= UWW TV =

UWW-TV is a TV station located in Whitewater, Wisconsin that is mainly run by students at the University of Wisconsin –Whitewater. It offers programming that ranges from news, sports, and original content. Along with UWW-TV, University of Wisconsin-Whitewater also offer programs with their local radio station 91.7 The Edge.

== History ==

UWW-TV used to be known as Cable 6 and then Cable 19 back in the 80's and 90's When it switched over to UWW-TV in 2012, the programming mainly switched to student-based projects and student information programming. UWW-TV has had two directors over its lifetime. Dr.
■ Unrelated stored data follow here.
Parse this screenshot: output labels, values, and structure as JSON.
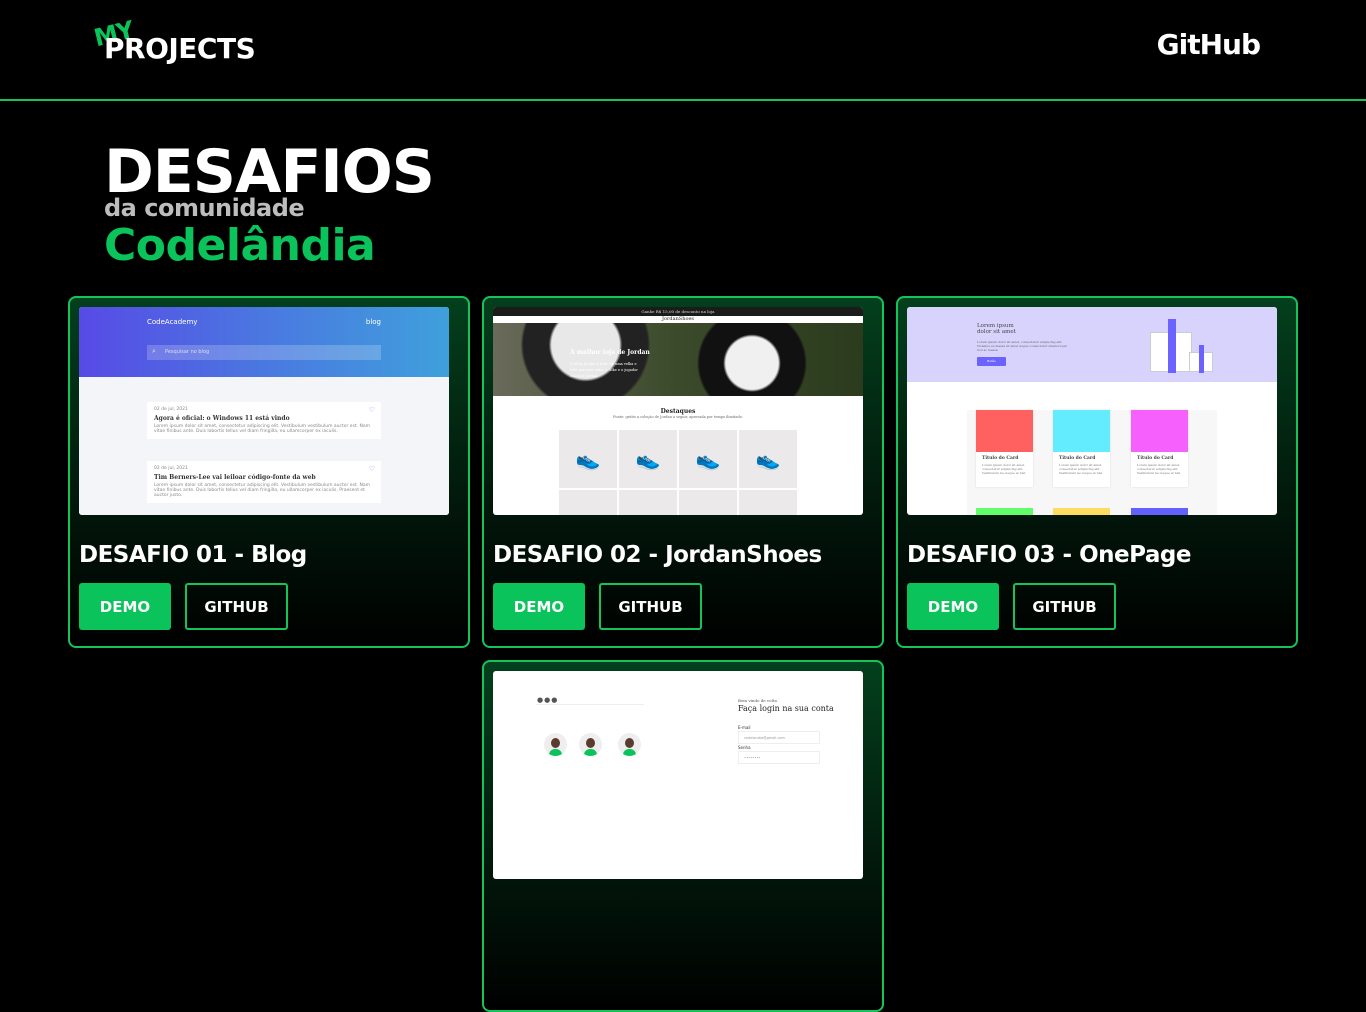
{
  "header": {
    "logo_top": "MY",
    "logo_main": "PROJECTS",
    "github_link": "GitHub"
  },
  "hero": {
    "title": "DESAFIOS",
    "subtitle": "da comunidade",
    "highlight": "Codelândia"
  },
  "colors": {
    "accent": "#0ac35a",
    "background": "#000000"
  },
  "projects": [
    {
      "title": "DESAFIO 01 - Blog",
      "demo": "DEMO",
      "github": "GITHUB",
      "thumb": {
        "brand": "CodeAcademy",
        "nav": "blog",
        "search": "Pesquisar no blog",
        "posts": [
          {
            "date": "02 de jul, 2021",
            "title": "Agora é oficial: o Windows 11 está vindo",
            "text": "Lorem ipsum dolor sit amet, consectetur adipiscing elit. Vestibulum vestibulum auctor est. Nam vitae finibus ante. Duis lobortis tellus vel diam fringilla, eu ullamcorper ex iaculis."
          },
          {
            "date": "02 de jul, 2021",
            "title": "Tim Berners-Lee vai leiloar código-fonte da web",
            "text": "Lorem ipsum dolor sit amet, consectetur adipiscing elit. Vestibulum vestibulum auctor est. Nam vitae finibus ante. Duis lobortis tellus vel diam fringilla, eu ullamcorper ex iaculis. Praesent et auctor justo."
          }
        ]
      }
    },
    {
      "title": "DESAFIO 02 - JordanShoes",
      "demo": "DEMO",
      "github": "GITHUB",
      "thumb": {
        "topbar": "Ganhe R$ 15,00 de desconto na loja",
        "brand": "JordanShoes",
        "hero_title": "A melhor loja de Jordan",
        "hero_text": "O tênis Jordan é fruto de uma velha e bela parceria entre a Nike e o jogador Michael Jordan.",
        "section": "Destaques",
        "section_sub": "Fonte: grátis a coleção de Jordan a seguir, aprovada por tempo ilimitado."
      }
    },
    {
      "title": "DESAFIO 03 - OnePage",
      "demo": "DEMO",
      "github": "GITHUB",
      "thumb": {
        "hero_title": "Lorem ipsum dolor sit amet",
        "hero_text": "Lorem ipsum dolor sit amet, consectetur adipiscing elit. Vivamus eu massa sit amet augue consectetur ullamcorper non ac massa.",
        "hero_button": "Botão",
        "card_title": "Título do Card",
        "card_text": "Lorem ipsum dolor sit amet, consectetur adipiscing elit. Vestibulum leo neque et nisl."
      }
    },
    {
      "thumb": {
        "welcome": "Bem vindo de volta",
        "heading": "Faça login na sua conta",
        "email_label": "E-mail",
        "email_value": "codelandia@gmail.com",
        "password_label": "Senha",
        "password_value": "••••••••"
      }
    }
  ]
}
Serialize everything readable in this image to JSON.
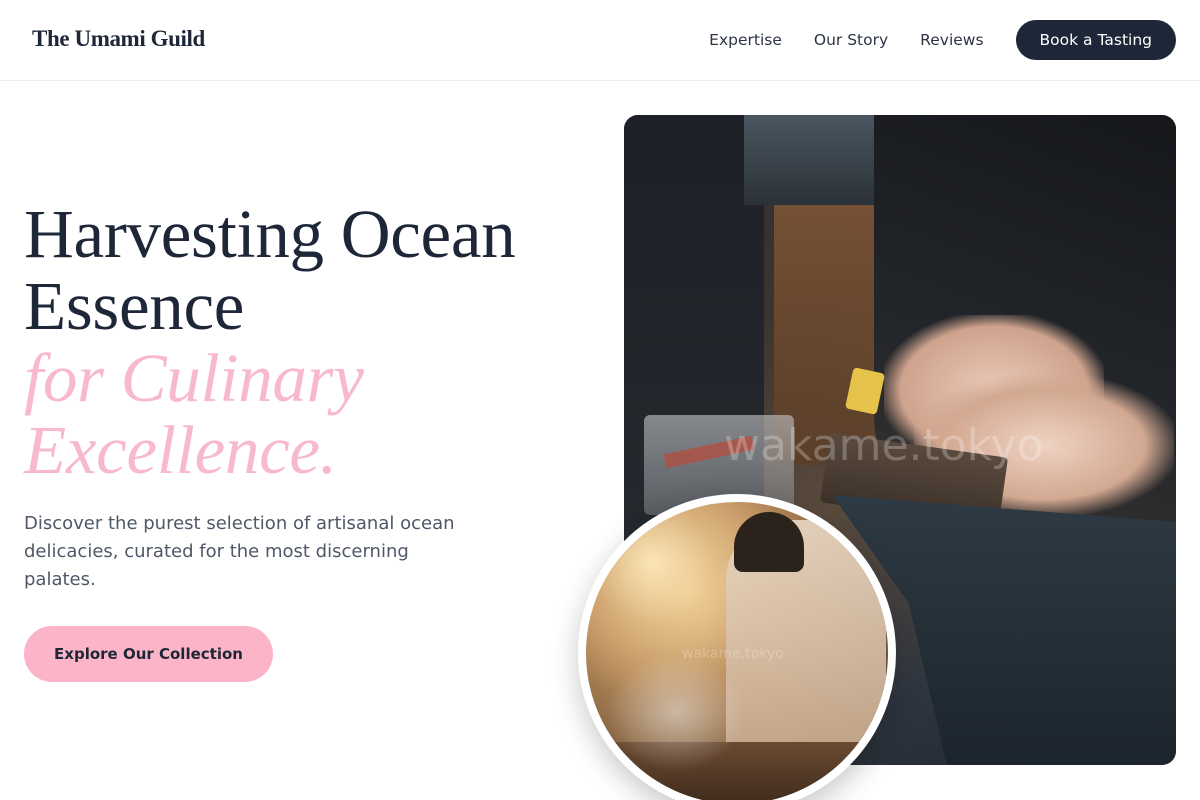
{
  "header": {
    "logo": "The Umami Guild",
    "nav": [
      "Expertise",
      "Our Story",
      "Reviews"
    ],
    "cta": "Book a Tasting"
  },
  "hero": {
    "title_line1": "Harvesting Ocean",
    "title_line2": "Essence",
    "title_accent1": "for Culinary",
    "title_accent2": "Excellence.",
    "description": "Discover the purest selection of artisanal ocean delicacies, curated for the most discerning palates.",
    "cta": "Explore Our Collection"
  },
  "images": {
    "main_watermark": "wakame.tokyo",
    "circle_watermark": "wakame.tokyo"
  },
  "colors": {
    "navy": "#1e2738",
    "pink_accent": "#f7b9cb",
    "pink_button": "#fbb4c8"
  }
}
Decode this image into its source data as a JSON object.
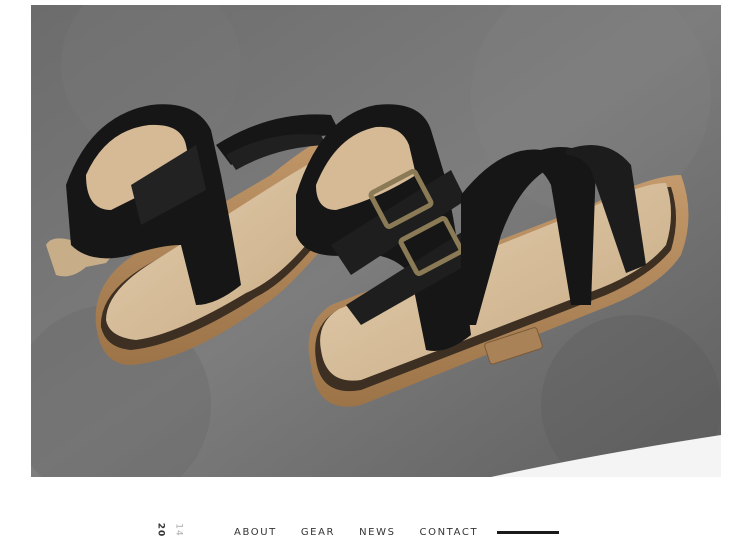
{
  "nav": {
    "year_main": "20",
    "year_sub": "14",
    "links": [
      "ABOUT",
      "GEAR",
      "NEWS",
      "CONTACT"
    ]
  },
  "photo": {
    "subject": "sandals-photo",
    "colors": {
      "background": "#6f6f6f",
      "strap": "#161616",
      "insole": "#d9bf9c",
      "sole": "#b38a5f",
      "buckle": "#8a7a55"
    }
  }
}
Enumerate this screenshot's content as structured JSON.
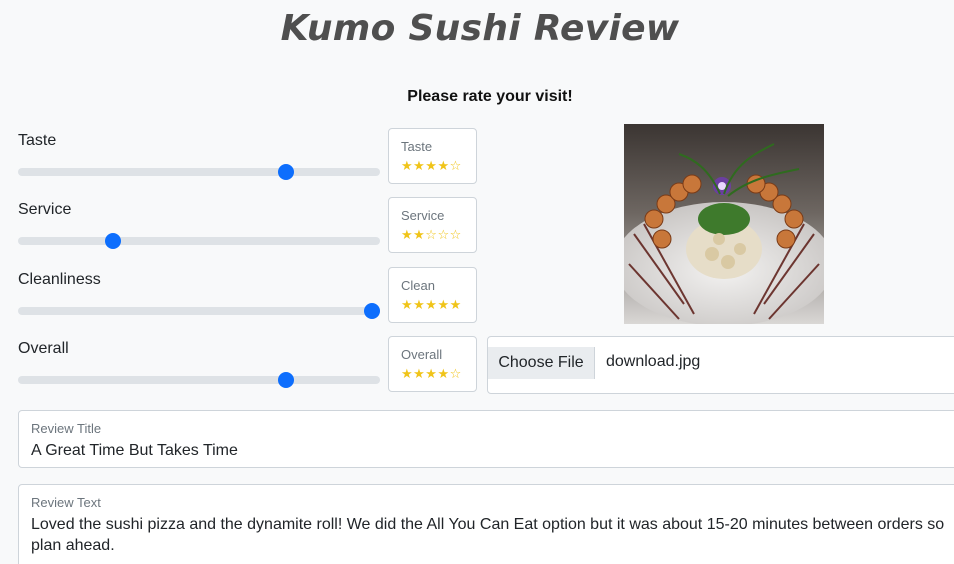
{
  "page": {
    "title": "Kumo Sushi Review",
    "subtitle": "Please rate your visit!"
  },
  "ratings": [
    {
      "label": "Taste",
      "box_label": "Taste",
      "stars": "★★★★☆",
      "value": 4,
      "max": 5
    },
    {
      "label": "Service",
      "box_label": "Service",
      "stars": "★★☆☆☆",
      "value": 2,
      "max": 5
    },
    {
      "label": "Cleanliness",
      "box_label": "Clean",
      "stars": "★★★★★",
      "value": 5,
      "max": 5
    },
    {
      "label": "Overall",
      "box_label": "Overall",
      "stars": "★★★★☆",
      "value": 4,
      "max": 5
    }
  ],
  "photo": {
    "icon": "sushi-photo"
  },
  "file_upload": {
    "button_label": "Choose File",
    "file_name": "download.jpg"
  },
  "review_title": {
    "label": "Review Title",
    "value": "A Great Time But Takes Time"
  },
  "review_text": {
    "label": "Review Text",
    "value": "Loved the sushi pizza and the dynamite roll! We did the All You Can Eat option but it was about 15-20 minutes between orders so plan ahead."
  },
  "colors": {
    "accent": "#0d6efd",
    "star": "#f0c419",
    "title": "#4f4f4f"
  }
}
Peter Conover, who directed from 70's to the early 00's and cemented the foundation of UWW-TV. Jim Mead, who now directs UWW-TV, played a pivotal part in pushing UWW-TV into the social media realm. There is 12 hours of the day are new student programming and the other 12 hours are highlights and compilations of popular broadcasts.

== Programming ==

UWW-TV has five blocks of TV programming that cover original content, news, sports, supplement programing, and public service announcements. Their main form of television is located in “Original Programming” where they highlight horror, comedy, and reality dramas. Their comedy block is the most viewed original programs such as Bob is a Jerk, ECLAP, and Dude Sessions. Recently UWW-TV has started a new program on channel 101.1 showing classic sports and other classic programing. This program will air 16 hours a day for seven days a week.